Unter den verschiedenen Blödheiten, die man als junger Mensch im aserbaidschanischen Staatswesen erdulden muss, rangierte zuletzt das Video eines mit seiner Freundin kopulierenden Journalisten, das einer der regierungshörigen Sender vor den Wahlen in den Abendnachrichten brachte. Der Journalist, der damit zu Fall gebracht wurde, war Azer Ahmedov von der Oppositionszeitung Azadliq (Freiheit), den Fernsehkommentar hat instruktiverweise Nigar Fatalin, eine Bloggerin und Filmemacherin aus dem Freundeskreis von Milli und Hajizadeh, für die Nachwelt festgehalten:

„Der Ansager erklärt, dass das, was in dem Video geschieht das Ergebnis der „asymmetrischen Politik des Westens" ist.
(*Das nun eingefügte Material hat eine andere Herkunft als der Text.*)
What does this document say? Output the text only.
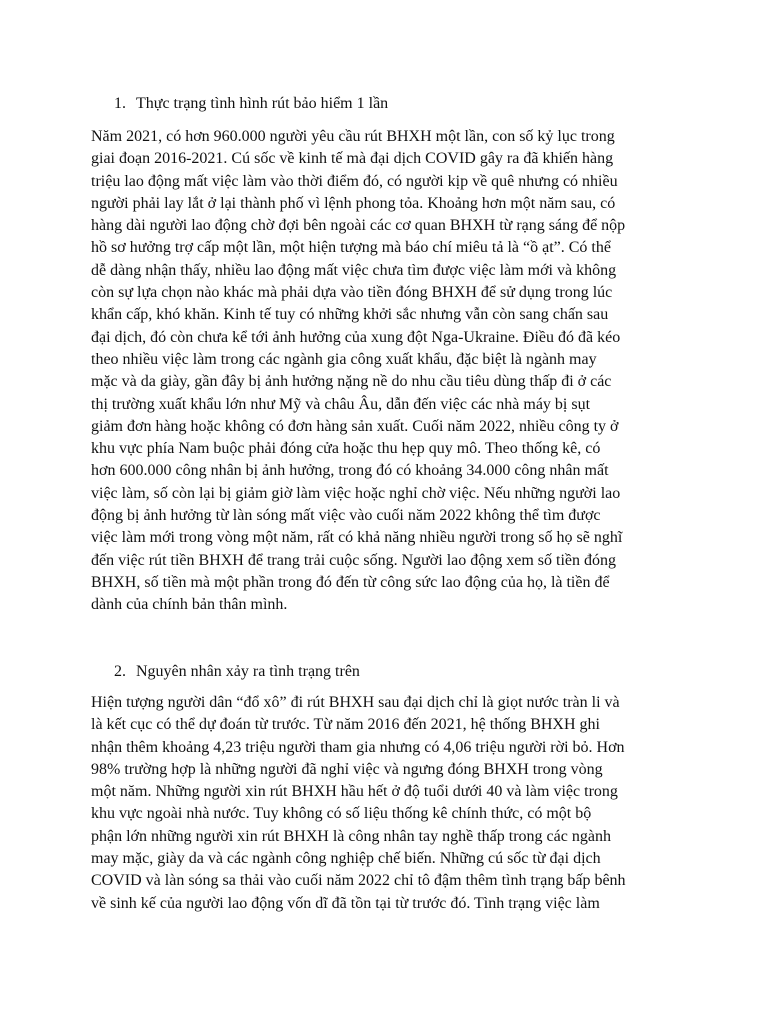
1. Thực trạng tình hình rút bảo hiểm 1 lần
Năm 2021, có hơn 960.000 người yêu cầu rút BHXH một lần, con số kỷ lục trong
giai đoạn 2016-2021. Cú sốc về kinh tế mà đại dịch COVID gây ra đã khiến hàng
triệu lao động mất việc làm vào thời điểm đó, có người kịp về quê nhưng có nhiều
người phải lay lắt ở lại thành phố vì lệnh phong tỏa. Khoảng hơn một năm sau, có
hàng dài người lao động chờ đợi bên ngoài các cơ quan BHXH từ rạng sáng để nộp
hồ sơ hưởng trợ cấp một lần, một hiện tượng mà báo chí miêu tả là “ồ ạt”. Có thể
dễ dàng nhận thấy, nhiều lao động mất việc chưa tìm được việc làm mới và không
còn sự lựa chọn nào khác mà phải dựa vào tiền đóng BHXH để sử dụng trong lúc
khẩn cấp, khó khăn. Kinh tế tuy có những khởi sắc nhưng vẫn còn sang chấn sau
đại dịch, đó còn chưa kể tới ảnh hưởng của xung đột Nga-Ukraine. Điều đó đã kéo
theo nhiều việc làm trong các ngành gia công xuất khẩu, đặc biệt là ngành may
mặc và da giày, gần đây bị ảnh hưởng nặng nề do nhu cầu tiêu dùng thấp đi ở các
thị trường xuất khẩu lớn như Mỹ và châu Âu, dẫn đến việc các nhà máy bị sụt
giảm đơn hàng hoặc không có đơn hàng sản xuất. Cuối năm 2022, nhiều công ty ở
khu vực phía Nam buộc phải đóng cửa hoặc thu hẹp quy mô. Theo thống kê, có
hơn 600.000 công nhân bị ảnh hưởng, trong đó có khoảng 34.000 công nhân mất
việc làm, số còn lại bị giảm giờ làm việc hoặc nghỉ chờ việc. Nếu những người lao
động bị ảnh hưởng từ làn sóng mất việc vào cuối năm 2022 không thể tìm được
việc làm mới trong vòng một năm, rất có khả năng nhiều người trong số họ sẽ nghĩ
đến việc rút tiền BHXH để trang trải cuộc sống. Người lao động xem số tiền đóng
BHXH, số tiền mà một phần trong đó đến từ công sức lao động của họ, là tiền để
dành của chính bản thân mình.
2. Nguyên nhân xảy ra tình trạng trên
Hiện tượng người dân “đổ xô” đi rút BHXH sau đại dịch chỉ là giọt nước tràn li và
là kết cục có thể dự đoán từ trước. Từ năm 2016 đến 2021, hệ thống BHXH ghi
nhận thêm khoảng 4,23 triệu người tham gia nhưng có 4,06 triệu người rời bỏ. Hơn
98% trường hợp là những người đã nghỉ việc và ngưng đóng BHXH trong vòng
một năm. Những người xin rút BHXH hầu hết ở độ tuổi dưới 40 và làm việc trong
khu vực ngoài nhà nước. Tuy không có số liệu thống kê chính thức, có một bộ
phận lớn những người xin rút BHXH là công nhân tay nghề thấp trong các ngành
may mặc, giày da và các ngành công nghiệp chế biến. Những cú sốc từ đại dịch
COVID và làn sóng sa thải vào cuối năm 2022 chỉ tô đậm thêm tình trạng bấp bênh
về sinh kế của người lao động vốn dĩ đã tồn tại từ trước đó. Tình trạng việc làm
Während der Szenen mit Oralsex sagt der Moderator von Lider TV, „wir müssen dies der westlichen Welt zeigen, vor allem Frankreich, damit sie wissen, dass ihre Methoden sehr nahe denen von unserer Opposition sind."

Sacha Cohens Film „Borat" wiederum, der seinen unheilvollen Ausgang bekanntlich von Kasachstan nimmt, einer anderen orientalischen Despotie am Kaspischen Meer, endet ja überraschenderweise mit einem Porträtbild von Ilham Alijew und nicht etwa von Nursultan Nasarbajew, des kasachischen Staatschefs auf Lebenszeit. Keine Schluderei, sondern Weitsicht.